Version 2 of the port mapper protocol maps ONC RPC program number/version number pairs to the network port number for that version of that program. When an ONC RPC server is started, it will tell the port mapper, for each particular program number/version number pair it supports for a particular transport protocol (TCP or UDP), what port number it is using for that particular program number/version number pair on that transport protocol.

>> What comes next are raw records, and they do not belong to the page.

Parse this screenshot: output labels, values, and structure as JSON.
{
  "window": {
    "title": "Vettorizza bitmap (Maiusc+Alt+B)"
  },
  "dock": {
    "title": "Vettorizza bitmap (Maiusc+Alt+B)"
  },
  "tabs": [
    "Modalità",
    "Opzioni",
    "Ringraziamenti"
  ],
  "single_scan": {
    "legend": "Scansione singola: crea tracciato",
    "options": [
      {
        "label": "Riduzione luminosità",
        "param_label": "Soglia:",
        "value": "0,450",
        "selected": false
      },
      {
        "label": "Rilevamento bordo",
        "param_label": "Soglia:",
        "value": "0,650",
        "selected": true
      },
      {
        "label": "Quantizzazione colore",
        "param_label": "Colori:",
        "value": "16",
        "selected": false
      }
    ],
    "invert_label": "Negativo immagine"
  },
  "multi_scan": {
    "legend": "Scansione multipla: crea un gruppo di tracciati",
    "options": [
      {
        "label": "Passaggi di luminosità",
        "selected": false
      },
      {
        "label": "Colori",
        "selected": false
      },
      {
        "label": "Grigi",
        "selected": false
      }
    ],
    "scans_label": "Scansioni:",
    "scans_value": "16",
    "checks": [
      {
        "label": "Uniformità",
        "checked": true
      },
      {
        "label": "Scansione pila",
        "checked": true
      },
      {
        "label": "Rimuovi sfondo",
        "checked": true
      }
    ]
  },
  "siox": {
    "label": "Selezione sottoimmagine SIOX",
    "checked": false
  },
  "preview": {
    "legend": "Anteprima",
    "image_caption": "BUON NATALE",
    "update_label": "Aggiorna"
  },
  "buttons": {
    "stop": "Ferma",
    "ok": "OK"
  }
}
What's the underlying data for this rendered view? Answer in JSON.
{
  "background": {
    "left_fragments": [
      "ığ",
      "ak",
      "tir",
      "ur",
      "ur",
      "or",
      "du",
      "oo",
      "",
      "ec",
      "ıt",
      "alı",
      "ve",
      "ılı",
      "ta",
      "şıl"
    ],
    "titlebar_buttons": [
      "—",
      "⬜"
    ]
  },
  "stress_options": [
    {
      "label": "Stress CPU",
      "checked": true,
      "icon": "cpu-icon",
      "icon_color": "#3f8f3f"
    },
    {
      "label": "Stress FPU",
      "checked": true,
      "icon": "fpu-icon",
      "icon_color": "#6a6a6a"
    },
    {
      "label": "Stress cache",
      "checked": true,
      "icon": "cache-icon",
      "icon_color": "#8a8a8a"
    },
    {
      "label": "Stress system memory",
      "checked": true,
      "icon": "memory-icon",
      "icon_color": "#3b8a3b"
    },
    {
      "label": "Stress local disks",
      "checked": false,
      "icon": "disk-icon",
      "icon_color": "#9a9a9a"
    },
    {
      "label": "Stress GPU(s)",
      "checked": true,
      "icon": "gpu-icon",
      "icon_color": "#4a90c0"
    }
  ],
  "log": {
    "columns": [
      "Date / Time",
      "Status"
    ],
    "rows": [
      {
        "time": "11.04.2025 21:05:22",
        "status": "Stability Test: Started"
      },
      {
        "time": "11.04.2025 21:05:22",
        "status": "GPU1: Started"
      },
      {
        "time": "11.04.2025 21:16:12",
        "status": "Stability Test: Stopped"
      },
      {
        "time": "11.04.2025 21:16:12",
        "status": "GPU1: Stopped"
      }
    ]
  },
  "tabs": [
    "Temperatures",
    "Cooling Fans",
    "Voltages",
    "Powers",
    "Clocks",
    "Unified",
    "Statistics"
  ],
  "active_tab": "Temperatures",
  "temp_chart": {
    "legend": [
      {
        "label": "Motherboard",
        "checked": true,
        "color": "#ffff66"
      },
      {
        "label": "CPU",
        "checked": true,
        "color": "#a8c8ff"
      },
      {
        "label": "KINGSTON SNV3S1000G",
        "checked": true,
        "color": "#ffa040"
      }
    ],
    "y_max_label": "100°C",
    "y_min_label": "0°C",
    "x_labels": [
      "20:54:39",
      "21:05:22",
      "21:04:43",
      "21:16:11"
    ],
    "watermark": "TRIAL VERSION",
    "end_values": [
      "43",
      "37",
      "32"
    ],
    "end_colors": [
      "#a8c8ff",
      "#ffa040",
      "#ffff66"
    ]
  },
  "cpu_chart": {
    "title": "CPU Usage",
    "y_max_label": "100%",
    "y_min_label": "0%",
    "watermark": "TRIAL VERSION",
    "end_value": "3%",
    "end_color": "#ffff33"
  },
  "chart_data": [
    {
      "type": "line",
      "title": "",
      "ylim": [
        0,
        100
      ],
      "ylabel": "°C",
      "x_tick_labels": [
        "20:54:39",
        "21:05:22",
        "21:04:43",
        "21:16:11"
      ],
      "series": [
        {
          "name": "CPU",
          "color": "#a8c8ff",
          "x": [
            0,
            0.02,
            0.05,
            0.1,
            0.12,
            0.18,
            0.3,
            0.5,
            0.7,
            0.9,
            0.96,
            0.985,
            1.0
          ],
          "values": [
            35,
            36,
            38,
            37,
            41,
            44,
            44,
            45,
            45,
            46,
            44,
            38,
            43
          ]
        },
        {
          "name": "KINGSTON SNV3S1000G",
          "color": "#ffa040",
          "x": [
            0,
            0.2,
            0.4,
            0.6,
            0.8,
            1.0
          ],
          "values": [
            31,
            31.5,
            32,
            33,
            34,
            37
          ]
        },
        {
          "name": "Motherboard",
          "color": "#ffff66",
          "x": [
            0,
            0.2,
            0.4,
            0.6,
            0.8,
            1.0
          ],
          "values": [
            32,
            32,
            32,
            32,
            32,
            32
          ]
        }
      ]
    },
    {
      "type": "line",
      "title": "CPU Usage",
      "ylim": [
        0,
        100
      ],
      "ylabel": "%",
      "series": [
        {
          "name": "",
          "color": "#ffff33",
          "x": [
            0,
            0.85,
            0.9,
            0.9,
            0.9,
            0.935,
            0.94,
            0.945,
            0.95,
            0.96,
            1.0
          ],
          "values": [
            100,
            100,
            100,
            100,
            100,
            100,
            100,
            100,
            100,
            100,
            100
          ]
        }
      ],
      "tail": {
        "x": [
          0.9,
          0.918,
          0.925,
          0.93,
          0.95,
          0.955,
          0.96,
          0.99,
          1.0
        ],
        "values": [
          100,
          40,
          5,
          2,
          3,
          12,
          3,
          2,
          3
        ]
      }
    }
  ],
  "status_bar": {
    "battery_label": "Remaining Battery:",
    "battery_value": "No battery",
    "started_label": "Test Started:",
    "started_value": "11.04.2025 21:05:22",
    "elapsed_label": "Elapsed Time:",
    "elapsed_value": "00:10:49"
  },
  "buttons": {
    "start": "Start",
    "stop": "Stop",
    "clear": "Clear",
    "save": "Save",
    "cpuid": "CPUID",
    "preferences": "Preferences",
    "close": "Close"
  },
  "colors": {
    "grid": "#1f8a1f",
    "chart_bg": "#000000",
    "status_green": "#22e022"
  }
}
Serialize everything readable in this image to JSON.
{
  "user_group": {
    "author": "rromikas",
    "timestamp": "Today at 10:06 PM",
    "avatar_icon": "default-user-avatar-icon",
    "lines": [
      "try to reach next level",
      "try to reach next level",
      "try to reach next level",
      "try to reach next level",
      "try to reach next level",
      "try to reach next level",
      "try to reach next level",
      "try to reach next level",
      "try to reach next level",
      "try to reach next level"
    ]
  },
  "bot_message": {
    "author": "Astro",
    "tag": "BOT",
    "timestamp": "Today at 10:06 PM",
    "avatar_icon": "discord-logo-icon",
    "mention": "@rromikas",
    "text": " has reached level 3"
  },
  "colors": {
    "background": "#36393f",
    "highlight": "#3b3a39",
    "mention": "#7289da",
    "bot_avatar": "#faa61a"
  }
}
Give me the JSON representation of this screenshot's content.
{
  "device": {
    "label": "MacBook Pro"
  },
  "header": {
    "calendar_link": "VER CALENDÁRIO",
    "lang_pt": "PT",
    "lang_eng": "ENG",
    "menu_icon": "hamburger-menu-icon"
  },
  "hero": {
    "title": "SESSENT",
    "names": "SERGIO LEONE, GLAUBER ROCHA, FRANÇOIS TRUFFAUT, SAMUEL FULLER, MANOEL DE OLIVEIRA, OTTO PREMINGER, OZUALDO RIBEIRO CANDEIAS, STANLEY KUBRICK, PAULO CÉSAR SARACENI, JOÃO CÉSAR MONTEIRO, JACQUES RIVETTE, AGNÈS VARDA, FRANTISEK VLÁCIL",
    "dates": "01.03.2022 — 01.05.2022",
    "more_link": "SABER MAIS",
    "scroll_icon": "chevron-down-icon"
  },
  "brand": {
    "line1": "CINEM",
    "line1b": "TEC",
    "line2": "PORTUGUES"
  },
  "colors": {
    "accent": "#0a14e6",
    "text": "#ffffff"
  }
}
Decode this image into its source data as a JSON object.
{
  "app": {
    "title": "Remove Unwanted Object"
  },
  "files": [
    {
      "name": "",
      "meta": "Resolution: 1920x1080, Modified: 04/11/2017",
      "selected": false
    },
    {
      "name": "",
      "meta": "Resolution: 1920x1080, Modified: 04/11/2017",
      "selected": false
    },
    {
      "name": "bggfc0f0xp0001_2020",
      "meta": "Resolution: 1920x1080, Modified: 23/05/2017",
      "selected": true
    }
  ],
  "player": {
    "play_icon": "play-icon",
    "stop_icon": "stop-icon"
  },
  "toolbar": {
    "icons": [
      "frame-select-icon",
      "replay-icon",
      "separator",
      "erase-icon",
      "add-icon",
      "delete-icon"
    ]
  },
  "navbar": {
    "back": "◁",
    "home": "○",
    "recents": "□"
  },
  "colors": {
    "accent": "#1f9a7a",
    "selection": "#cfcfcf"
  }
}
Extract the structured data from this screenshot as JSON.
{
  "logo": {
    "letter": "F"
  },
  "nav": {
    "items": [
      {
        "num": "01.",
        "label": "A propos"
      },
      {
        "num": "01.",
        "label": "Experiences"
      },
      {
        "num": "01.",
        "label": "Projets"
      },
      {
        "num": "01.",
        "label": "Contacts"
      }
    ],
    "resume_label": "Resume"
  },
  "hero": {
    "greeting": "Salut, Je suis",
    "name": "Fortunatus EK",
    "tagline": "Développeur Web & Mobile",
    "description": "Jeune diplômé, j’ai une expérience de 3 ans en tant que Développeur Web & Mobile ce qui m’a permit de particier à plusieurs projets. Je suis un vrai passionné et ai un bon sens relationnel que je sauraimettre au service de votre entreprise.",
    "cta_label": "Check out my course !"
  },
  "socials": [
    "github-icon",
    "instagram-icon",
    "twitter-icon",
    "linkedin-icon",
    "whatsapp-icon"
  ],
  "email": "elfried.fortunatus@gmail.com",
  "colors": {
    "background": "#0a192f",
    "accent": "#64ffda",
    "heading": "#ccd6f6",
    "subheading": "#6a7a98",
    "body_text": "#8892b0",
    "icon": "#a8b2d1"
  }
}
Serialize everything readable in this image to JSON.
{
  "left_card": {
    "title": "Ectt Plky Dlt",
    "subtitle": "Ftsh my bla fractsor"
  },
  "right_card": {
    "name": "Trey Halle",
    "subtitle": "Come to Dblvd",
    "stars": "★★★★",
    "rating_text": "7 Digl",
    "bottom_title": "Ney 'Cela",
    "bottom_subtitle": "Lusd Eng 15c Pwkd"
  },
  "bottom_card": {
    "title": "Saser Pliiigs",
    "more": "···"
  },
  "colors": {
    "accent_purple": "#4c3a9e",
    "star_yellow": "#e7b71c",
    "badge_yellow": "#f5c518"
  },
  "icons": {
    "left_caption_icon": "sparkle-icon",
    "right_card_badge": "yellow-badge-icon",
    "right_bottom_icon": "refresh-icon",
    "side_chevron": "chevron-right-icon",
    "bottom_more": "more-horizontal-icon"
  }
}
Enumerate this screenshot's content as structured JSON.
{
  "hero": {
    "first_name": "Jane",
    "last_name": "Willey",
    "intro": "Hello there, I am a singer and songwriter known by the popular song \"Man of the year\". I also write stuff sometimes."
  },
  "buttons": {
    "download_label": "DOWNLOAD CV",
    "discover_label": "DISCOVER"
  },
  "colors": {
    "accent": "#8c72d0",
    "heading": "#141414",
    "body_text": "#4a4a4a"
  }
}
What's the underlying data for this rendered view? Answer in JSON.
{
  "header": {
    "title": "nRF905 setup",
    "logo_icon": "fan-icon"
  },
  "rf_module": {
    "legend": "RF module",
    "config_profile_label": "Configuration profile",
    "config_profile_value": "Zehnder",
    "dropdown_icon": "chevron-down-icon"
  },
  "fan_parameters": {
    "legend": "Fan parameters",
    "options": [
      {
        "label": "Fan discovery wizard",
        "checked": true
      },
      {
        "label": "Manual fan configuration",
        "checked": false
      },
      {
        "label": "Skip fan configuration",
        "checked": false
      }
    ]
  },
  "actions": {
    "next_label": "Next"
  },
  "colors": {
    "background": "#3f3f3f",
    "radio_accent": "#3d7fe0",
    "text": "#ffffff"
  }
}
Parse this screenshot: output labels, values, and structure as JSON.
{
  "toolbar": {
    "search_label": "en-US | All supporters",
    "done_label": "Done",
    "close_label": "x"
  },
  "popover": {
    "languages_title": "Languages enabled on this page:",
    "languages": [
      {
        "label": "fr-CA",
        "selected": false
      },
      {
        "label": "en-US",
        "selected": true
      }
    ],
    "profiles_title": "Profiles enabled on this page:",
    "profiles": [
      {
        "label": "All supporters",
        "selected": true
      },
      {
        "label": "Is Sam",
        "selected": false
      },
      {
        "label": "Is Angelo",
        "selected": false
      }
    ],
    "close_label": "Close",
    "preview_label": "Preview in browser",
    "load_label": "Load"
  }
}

Clients wishing to make an ONC RPC call to a particular version of a particular ONC RPC service must first contact the port mapper on the server machine to determine the actual TCP or UDP port to use.
Versions 3 and 4 of the protocol, called the rpcbind protocol, map a program number/version number pair, and an indicator that specifies a transport protocol, to a transport-layer endpoint address for that program number/version number pair on that transport protocol.
The port mapper service always uses TCP or UDP port 111; a fixed port is required for it, as a client would not be able to get the port number for the port mapper service from the port mapper itself.
The aim of the people (mis)using this port is to slip past the standard protections in place because portmapper has to be let through firewalls etc in certain circumstances for many systems to operate.
(i.e. if you cannot call port 111 you cannot discover the port numbers you are allowed to use)
It is an extension of the idea to use common ports in 'bad' ways under the hope that things may sneak past the 'gate-keeper' because the port used and/or protocol used is not expected to be hostile.
The fact that the number of attacks are increasing shows that it is considered to be a target worth going for.
Thought it might be useful to warn anyone who may be running their own web server etc as it may be unexpected.